TASK [test_mysql_db : State Present Absent | Create user1 to access database dbuser1] ***
changed: [testhost] => {"changed": true, "msg":  
"Privileges updated: granted [], revoked ['SHOW VIEW', 'INDEX', 'UPDATE', 'EVENT',   
'LOCK TABLES', 'CREATE TABLESPACE', 'CREATE USER', 'RELOAD', 'REPLICATION SLAVE',  
 'CREATE ROUTINE', 'SHOW DATABASES', 'CREATE ROLE', 'CREATE TEMPORARY TABLES',  
 'DELETE', 'ALTER', 'TRIGGER', 'SUPER', 'CREATE', 'ALTER ROUTINE', 'REFERENCES', 'INSERT',  
 'EXECUTE', 'FILE', 'SHUTDOWN', 'DROP ROLE', 'PROCESS', 'SELECT', 'DROP',  
 'REPLICATION CLIENT', 'CREATE VIEW']", "password_changed": false, "user": "user1"}

This is so wrong...

[laurent-indermuehle]

@Andersson007 no need to search anymore. I just found the issue. Thanks anyway.

The tests use a loop. So the second iteration uses user_mod().
I'm adding an option to privileges_get() to not summarize ALL privileges when we need to compare actual privileges with the ones provided by Ansible.

And also, I used to disable many tests to speed up my feedback loop, but this time it masked many regressions I introduced. Slow tests makes me do stupid things -_-'

[laurent-indermuehle]

This PR started before others PR, merged since, required for this one.
Also, I missed an important fact right at the beginning that made things very hard. I'll explain bellow.
So I'm closing this PR and opening a new one to start fresh with fewer commits and a minimum of changes.
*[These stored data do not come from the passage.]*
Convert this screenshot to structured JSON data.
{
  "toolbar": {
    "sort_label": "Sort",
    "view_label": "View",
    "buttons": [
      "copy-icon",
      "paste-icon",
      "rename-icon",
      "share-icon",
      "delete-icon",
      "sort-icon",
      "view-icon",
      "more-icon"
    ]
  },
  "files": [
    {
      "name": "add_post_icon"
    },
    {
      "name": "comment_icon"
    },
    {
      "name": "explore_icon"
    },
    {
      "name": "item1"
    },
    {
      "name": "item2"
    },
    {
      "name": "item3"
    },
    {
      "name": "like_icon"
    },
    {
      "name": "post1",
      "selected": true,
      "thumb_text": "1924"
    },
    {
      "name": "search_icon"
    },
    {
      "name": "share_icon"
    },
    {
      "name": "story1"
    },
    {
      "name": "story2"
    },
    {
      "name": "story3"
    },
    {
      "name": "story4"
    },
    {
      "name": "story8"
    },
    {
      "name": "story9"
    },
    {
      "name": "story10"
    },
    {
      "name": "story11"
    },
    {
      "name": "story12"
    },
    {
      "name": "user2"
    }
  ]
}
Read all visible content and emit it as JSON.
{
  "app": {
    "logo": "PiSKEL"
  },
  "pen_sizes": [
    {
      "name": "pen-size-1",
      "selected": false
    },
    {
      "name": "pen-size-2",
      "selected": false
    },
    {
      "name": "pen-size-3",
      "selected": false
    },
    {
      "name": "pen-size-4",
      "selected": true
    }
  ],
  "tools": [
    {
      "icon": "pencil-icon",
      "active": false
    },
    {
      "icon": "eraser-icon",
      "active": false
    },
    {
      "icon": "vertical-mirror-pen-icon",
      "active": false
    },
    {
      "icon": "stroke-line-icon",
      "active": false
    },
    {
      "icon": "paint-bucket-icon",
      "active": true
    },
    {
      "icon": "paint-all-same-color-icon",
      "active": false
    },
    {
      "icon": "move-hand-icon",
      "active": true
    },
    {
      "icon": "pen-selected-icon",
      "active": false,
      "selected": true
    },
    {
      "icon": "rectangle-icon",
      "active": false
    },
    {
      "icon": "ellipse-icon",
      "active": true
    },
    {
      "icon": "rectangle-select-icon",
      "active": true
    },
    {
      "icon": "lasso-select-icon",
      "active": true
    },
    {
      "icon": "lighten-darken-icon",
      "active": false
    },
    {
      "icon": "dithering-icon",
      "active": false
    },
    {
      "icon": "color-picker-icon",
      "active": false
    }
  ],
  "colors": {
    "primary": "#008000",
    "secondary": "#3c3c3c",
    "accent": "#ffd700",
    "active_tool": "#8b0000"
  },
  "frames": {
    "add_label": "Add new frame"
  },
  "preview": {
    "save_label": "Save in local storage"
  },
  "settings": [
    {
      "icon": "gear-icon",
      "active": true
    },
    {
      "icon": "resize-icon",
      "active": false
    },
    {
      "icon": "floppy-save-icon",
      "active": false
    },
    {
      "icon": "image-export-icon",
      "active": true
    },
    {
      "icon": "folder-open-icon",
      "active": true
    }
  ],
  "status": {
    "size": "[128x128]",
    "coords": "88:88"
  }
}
So, for the explanation: The issue was that mysql_user instanciate a cursor with the class Cursor, while mysql_info chose the class DictCursor.
So anytime I was calling a method that do a cursor.fetchone(), I was getting a dictionary instead of a list. This explains the "KeyError 0" I was getting from almost every functions from module_utils.mysql and module_utils.user!